Classification and Physical Presentation
There are two kinds of sternal clefts: complete and partial. And two types of partial clefts exist: superior and inferior. Superior sternal cleft is more common and usually has a U or V shape. Inferior sternal cleft is often linked to intricate syndromes, including Cantrell’s Pentalogy (Pentalogy of Cantrell).
Symptomatology depends on defect type and associated anomalies. Isolated sternal cleft is rare and may manifest as tachypnea or mild exercise intolerance. Most cases are complex with significant symptoms. Limited partial sternal clefts may show only visible chest pulsations; extensive defects cause paradoxical breathing and recurrent respiratory infections. Inferior sternal cleft is typically present with Cantrell’s Pentalogy, whose greatest hazard lies in various types of cardiac malformations, especially ventricular septal defect. Complete sternal cleft exhibits prominent cardiac pulsations and severe cardiopulmonary compromise, particularly when complicated by intrinsic cardiac defects.
Surgical Correction for Special Needs
The Institute of Chest Wall Surgery (ICWS) provides specialized diagnosis and surgical treatment for sternal clefts.

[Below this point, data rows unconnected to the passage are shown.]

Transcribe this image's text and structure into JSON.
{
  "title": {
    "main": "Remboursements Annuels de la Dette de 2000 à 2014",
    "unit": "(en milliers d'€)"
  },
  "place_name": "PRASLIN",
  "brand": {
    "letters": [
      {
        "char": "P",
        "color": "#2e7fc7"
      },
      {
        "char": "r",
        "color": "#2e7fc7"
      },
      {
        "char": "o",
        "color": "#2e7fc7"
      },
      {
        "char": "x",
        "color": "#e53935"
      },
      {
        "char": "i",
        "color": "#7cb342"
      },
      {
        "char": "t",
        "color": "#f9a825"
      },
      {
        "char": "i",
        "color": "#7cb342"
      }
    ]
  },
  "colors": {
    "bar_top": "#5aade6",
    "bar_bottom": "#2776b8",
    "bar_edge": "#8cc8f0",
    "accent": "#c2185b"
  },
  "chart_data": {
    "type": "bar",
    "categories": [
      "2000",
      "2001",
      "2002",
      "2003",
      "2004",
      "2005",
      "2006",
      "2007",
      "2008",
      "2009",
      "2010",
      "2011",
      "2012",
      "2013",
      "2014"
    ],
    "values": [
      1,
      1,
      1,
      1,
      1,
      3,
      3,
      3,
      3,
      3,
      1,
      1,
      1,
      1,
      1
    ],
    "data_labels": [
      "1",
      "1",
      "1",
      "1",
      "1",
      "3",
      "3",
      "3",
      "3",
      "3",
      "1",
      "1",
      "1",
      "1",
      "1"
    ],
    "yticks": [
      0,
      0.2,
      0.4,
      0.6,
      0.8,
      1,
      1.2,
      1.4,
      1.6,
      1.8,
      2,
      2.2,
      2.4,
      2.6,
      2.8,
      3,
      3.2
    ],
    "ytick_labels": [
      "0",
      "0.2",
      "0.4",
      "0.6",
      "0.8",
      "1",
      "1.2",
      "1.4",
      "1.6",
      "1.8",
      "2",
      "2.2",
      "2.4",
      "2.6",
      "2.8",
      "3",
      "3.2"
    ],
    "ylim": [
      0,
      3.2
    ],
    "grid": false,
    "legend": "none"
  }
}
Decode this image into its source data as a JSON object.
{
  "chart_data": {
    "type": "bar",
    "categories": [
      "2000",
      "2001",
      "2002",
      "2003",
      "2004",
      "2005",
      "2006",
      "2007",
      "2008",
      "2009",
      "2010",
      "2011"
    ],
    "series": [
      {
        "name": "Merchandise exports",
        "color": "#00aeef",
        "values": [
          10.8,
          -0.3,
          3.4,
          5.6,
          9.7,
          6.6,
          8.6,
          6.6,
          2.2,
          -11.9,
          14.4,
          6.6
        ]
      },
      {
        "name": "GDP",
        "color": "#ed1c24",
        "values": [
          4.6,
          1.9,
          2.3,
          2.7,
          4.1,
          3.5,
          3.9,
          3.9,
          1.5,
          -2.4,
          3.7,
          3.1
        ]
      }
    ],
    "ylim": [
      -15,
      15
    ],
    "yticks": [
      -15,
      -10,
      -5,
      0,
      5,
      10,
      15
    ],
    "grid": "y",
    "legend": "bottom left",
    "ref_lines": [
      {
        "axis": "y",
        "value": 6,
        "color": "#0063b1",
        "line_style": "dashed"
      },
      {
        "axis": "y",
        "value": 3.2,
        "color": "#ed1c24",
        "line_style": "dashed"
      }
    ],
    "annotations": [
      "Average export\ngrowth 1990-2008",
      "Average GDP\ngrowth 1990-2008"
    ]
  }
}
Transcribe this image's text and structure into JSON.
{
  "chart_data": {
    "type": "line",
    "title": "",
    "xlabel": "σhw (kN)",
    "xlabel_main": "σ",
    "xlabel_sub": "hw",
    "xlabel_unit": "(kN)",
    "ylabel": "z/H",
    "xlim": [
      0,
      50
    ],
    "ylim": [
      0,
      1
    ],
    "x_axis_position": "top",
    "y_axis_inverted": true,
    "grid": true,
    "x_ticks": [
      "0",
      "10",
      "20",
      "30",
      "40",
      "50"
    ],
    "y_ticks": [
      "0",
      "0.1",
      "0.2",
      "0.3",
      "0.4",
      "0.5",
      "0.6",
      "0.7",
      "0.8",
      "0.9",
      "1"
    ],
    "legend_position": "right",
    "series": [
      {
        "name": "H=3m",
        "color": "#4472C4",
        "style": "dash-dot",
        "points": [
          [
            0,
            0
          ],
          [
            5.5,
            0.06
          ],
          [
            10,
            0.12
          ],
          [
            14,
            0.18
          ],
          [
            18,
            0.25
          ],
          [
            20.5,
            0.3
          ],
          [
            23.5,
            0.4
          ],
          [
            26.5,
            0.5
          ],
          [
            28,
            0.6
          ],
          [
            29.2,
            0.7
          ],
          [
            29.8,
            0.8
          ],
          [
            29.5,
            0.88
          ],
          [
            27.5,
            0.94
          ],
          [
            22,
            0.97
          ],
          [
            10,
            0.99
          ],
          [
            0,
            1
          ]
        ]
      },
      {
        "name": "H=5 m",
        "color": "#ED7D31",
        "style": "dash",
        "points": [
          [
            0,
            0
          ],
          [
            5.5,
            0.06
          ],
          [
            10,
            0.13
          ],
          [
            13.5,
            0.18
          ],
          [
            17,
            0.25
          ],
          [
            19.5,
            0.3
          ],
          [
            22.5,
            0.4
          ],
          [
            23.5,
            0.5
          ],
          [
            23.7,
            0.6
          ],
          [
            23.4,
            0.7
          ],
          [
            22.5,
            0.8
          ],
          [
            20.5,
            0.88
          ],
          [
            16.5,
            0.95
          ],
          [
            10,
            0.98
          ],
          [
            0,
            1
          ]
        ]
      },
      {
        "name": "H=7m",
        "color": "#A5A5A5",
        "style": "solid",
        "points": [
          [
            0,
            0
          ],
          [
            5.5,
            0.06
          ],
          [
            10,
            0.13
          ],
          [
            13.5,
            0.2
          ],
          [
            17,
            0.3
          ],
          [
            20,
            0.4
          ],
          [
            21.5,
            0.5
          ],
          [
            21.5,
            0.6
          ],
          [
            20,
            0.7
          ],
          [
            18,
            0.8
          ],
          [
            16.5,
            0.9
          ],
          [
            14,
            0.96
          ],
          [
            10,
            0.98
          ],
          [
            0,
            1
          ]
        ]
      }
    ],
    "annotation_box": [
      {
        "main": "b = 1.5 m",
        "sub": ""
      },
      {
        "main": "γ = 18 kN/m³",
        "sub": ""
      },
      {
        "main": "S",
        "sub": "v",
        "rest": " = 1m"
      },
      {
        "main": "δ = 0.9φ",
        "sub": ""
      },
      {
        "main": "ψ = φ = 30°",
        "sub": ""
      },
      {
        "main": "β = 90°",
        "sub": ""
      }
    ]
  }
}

For isolated sternal cleft without associated malformations and with a narrow gap between the residual bony edges, direct repair may be considered. In more complex cases, advanced reconstructive techniques involving autologous rib grafts or synthetic materials are used to repair the defect and restore thoracic integrity. When cardiac anomalies are present, surgical repair must be carefully coordinated, either simultaneously or in a staged manner, to ensure optimal outcomes while avoiding complications such as cardiac compression.